Despite these systemic setbacks, it is unlikely that Kazakhstan, and its banking sector, will suffer a significant crisis. The system that first helped to jumpstart the rapid growth of the Kazakh banking sector and then was a cause of a liquidity crisis, should help the banks (at least the majority of them) to survive and thrive. The Kazakh government has already issued reassuring statements to international lenders and investors, and the consensus is that it will readily step in to bail out a major bank that would get into serious trouble. The question now may be where the line will be drawn. A run at the bank in Alliance shows that it may find itself right under the line but overall the banking sector should emerge stronger.

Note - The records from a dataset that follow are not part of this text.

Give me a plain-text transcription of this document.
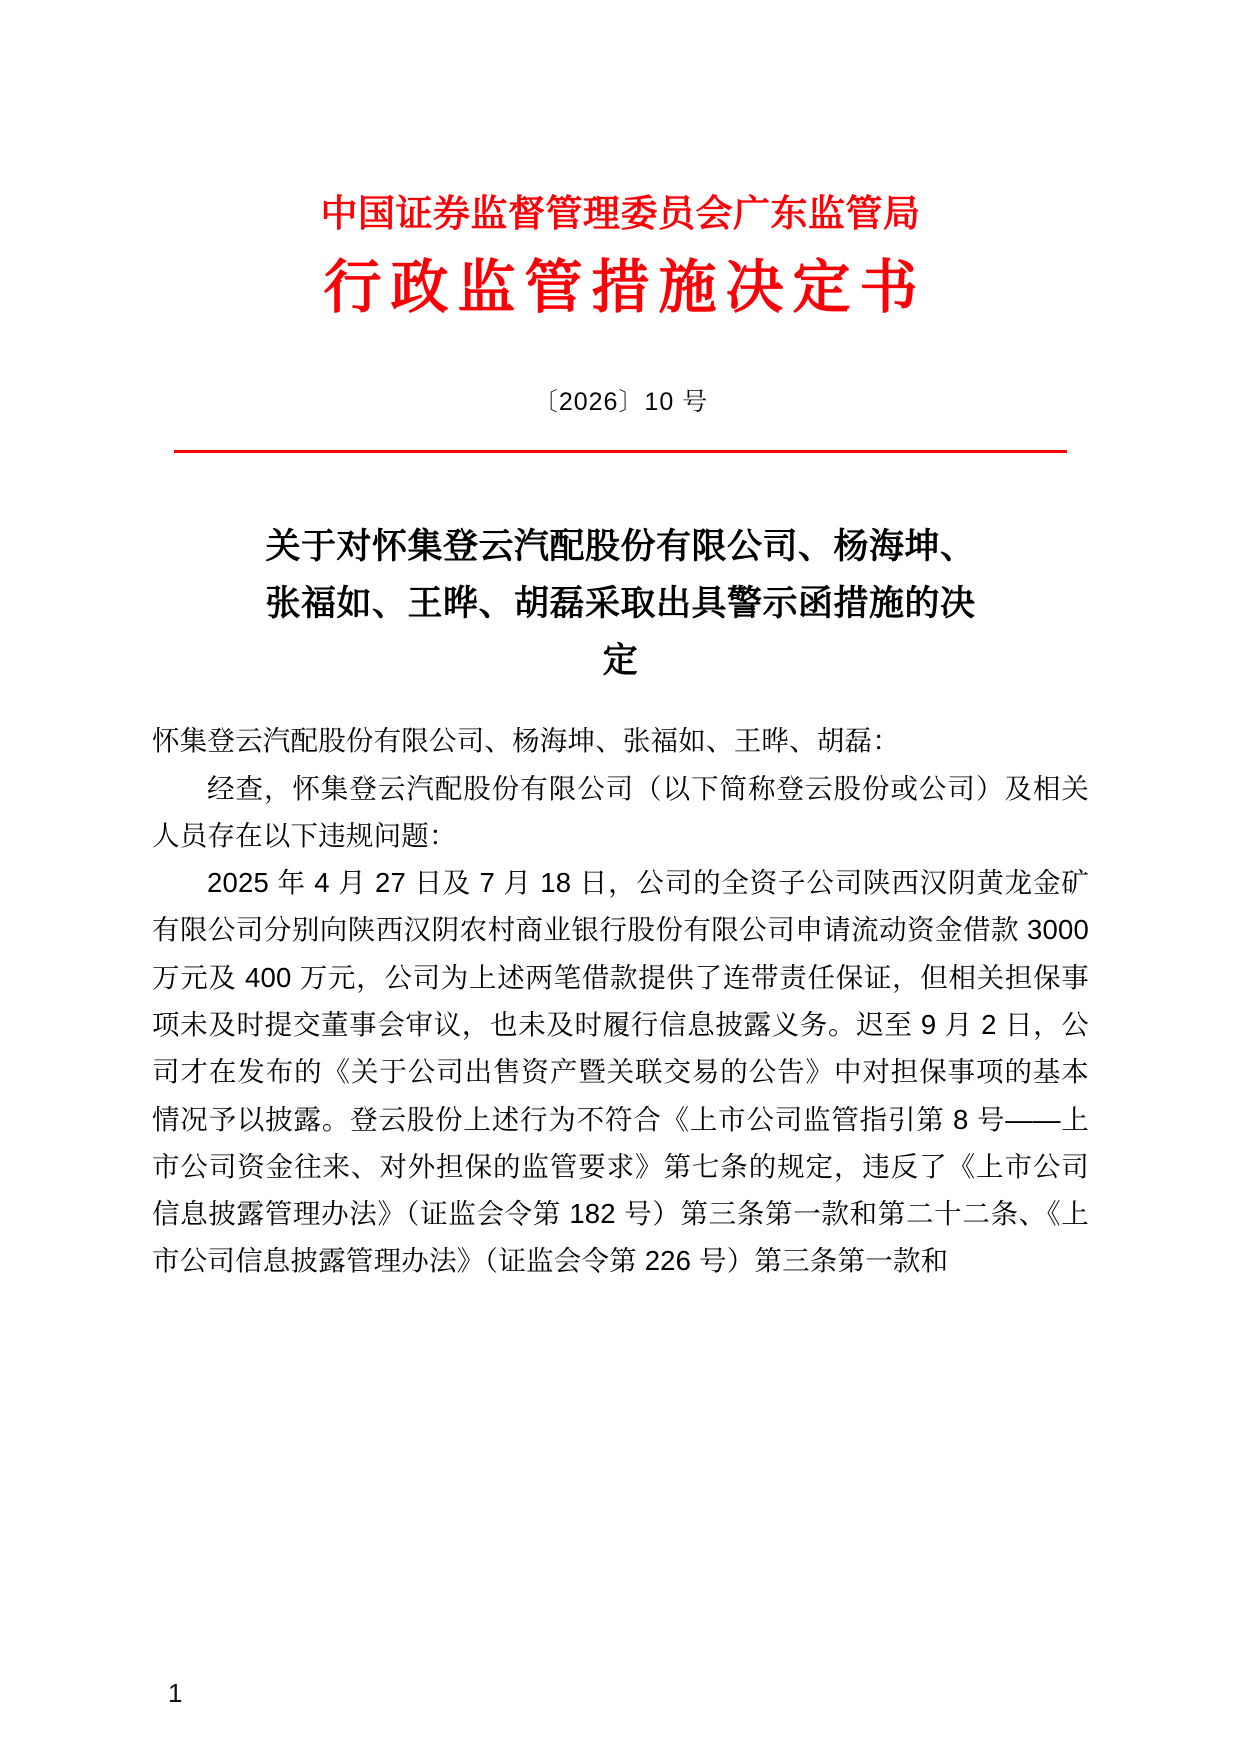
中国证券监督管理委员会广东监管局
行政监管措施决定书
〔2026〕10 号
关于对怀集登云汽配股份有限公司、杨海坤、
张福如、王晔、胡磊采取出具警示函措施的决
定

怀集登云汽配股份有限公司、杨海坤、张福如、王晔、胡磊：

经查，怀集登云汽配股份有限公司（以下简称登云股份或公司）及相关人员存在以下违规问题：

2025 年 4 月 27 日及 7 月 18 日，公司的全资子公司陕西汉阴黄龙金矿有限公司分别向陕西汉阴农村商业银行股份有限公司申请流动资金借款 3000 万元及 400 万元，公司为上述两笔借款提供了连带责任保证，但相关担保事项未及时提交董事会审议，也未及时履行信息披露义务。迟至 9 月 2 日，公司才在发布的《关于公司出售资产暨关联交易的公告》中对担保事项的基本情况予以披露。登云股份上述行为不符合《上市公司监管指引第 8 号——上市公司资金往来、对外担保的监管要求》第七条的规定，违反了《上市公司信息披露管理办法》（证监会令第 182 号）第三条第一款和第二十二条、《上市公司信息披露管理办法》（证监会令第 226 号）第三条第一款和

1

The credit crisis in Kazakhstan follows the predictable pattern (at least in hindsight) of boom and bust. First foreign lenders and investors did all they could to get a piece of action in the booming Kazakh market, often ignoring present warning signs. Then, when the confidence in Kazakhstan’s economic miracle finally suffered, they overreacted to warnings that should have been obvious for a long time. For Kazakhstan and its young banking system, this crisis should be an important lesson. Even before the crisis unfolded, the financial authorities were trying to pressure banks to be more conservative in their lending and borrowing policies --- recent events should leave no doubt that while the Kazakh banking system is fundamentally strong, certain restraint is necessary and in long-term interest of both the Kazakh economy and the banks’ shareholders. As for Western investors, Kazakhstan just became another hot emerging market that suddenly went cold. However, the continuing commodity boom will without a doubt provide further impetus to continuing growth of Kazakh economy and strengthening of its banking sector, and today just may be a perfect time for investors to find some great bargains among the battered banks.